While largely segregated within the city, il femminiello were considered a blessing and good fortune upon the families they were born into. To this day, gender-variant pilgrims still venerate the “Madonna of Transformation” in the country’s southern regions.

These are not the only gender-variant people in the region’s history. Elagabalus was crowned emperor of the Roman empire in the third century, but insisted that subjects use the term empress and dressed as a woman. According to some historical accounts, Elagabalus may have even summoned the empire’s finest doctors in order to pursue a sexual-confirmation surgery.

In today’s Italy, activists can celebrate the recent marriage of Alessia Cinquegrana. Cinquegrana, who was crowned Miss Trans Italy in 2014, is reportedly the first trans woman in the nation to marry a man without first obtaining sexual-confirmation surgery.

Ancient History & Modern Struggles

These stories offer up a simple lesson: There are always people who find themselves on the outside of simple binaries. Other examples in the Pacific Islands and South America reinforce this notion.

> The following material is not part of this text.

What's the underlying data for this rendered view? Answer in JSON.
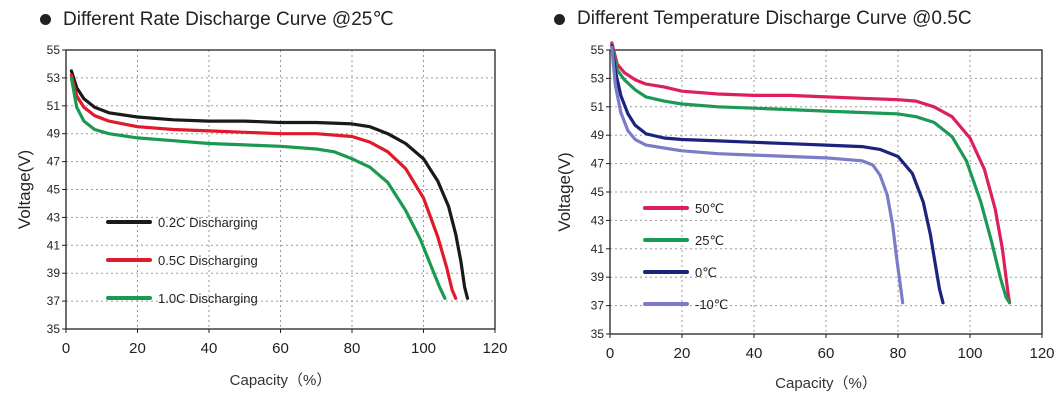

While it might be tempting to apply a label like “transgender” to all of these people, it’s important to respect their sovereignty in defining their own identities. European colonialism was a major force in hurting and erasing gender-variant people. Using Western terminology to understand other cultures’ gender variance might only result in perpetuating that harm and erasure. Even Americans Marsha P. Johnson and Sylvia Rivera described themselves in terminology like "transvestite," which is rarely used today.

Still, the variety of gender expressions and identities is a testament to a key tenet of Western transgender advocacy. They prove that people have rejected restrictive gender systems throughout history and in our modern age. As many of the examples demonstrate, these experiences often exist outside of a binary, not unlike modern definitions of genderqueer or non-binary.